Incident Report for Keen

Postmortem

Last week we had a hard disk fail on one of our Cassandra nodes. This is a relatively common occurrence for which we have a standard operational runbook. We removed the node normally, replaced the disk, and prepared it to re-join the cluster. On the morning (PST) of Tuesday 11-15 we began the process of adding the node back into the cluster, and fairly quickly started noticing a number of signs that it was not working correctly. This included reports from several customers of inconsistent query results (thanks for letting us know!), corroborated by automated tests.

We immediately began to investigate why this node may have been different from other nodes that we've used the same procedure on in the past. It turned out that this node was a Cassandra seed, which requires special treatment; by luck, we have never had to replace one of our seed nodes before. We were aware that the seeds were special but had developed a blindspot in our operational runbook and overlooked this detail.

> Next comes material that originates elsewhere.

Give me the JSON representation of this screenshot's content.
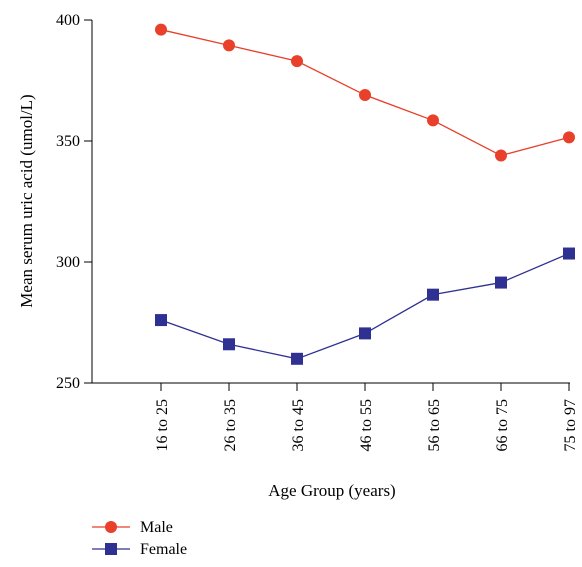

Once we understood the issue we re-removed the node from the cluster and worked to follow the special instructions for replacing seed nodes, which includes updating the cluster-wide seeds list (a somewhat involved process). Once that completed we re-added the node.

We have updated our runbooks to more clearly call out this special case so that we avoid similar incidents in the future.

Posted Nov 16, 2016 - 10:33 PST

Resolved

Queries should be returning consistent results now. Again, no data was lost. Please let us know if you continue to see inconsistent results.

Posted Nov 15, 2016 - 18:29 PST

Update

We took steps to mitigate the query inconsistency; most queries should be returning consistent results now. We are still working on the underlying issue and may have some additional brief periods of inconsistency as we perform this maintenance. We will keep this incident open while we perform that work, just in case. We still do not have any reason to believe that any data has been lost. Thanks for your patience.

Posted Nov 15, 2016 - 14:12 PST

Identified

We have discovered an issue which is causing some queries to return inconsistent results. We believe we've identified the root cause and are taking steps to remedy the situation. We currently believe that no data has been lost, but we will follow up to confirm.

Posted Nov 15, 2016 - 11:01 PST

This incident affected: Compute API.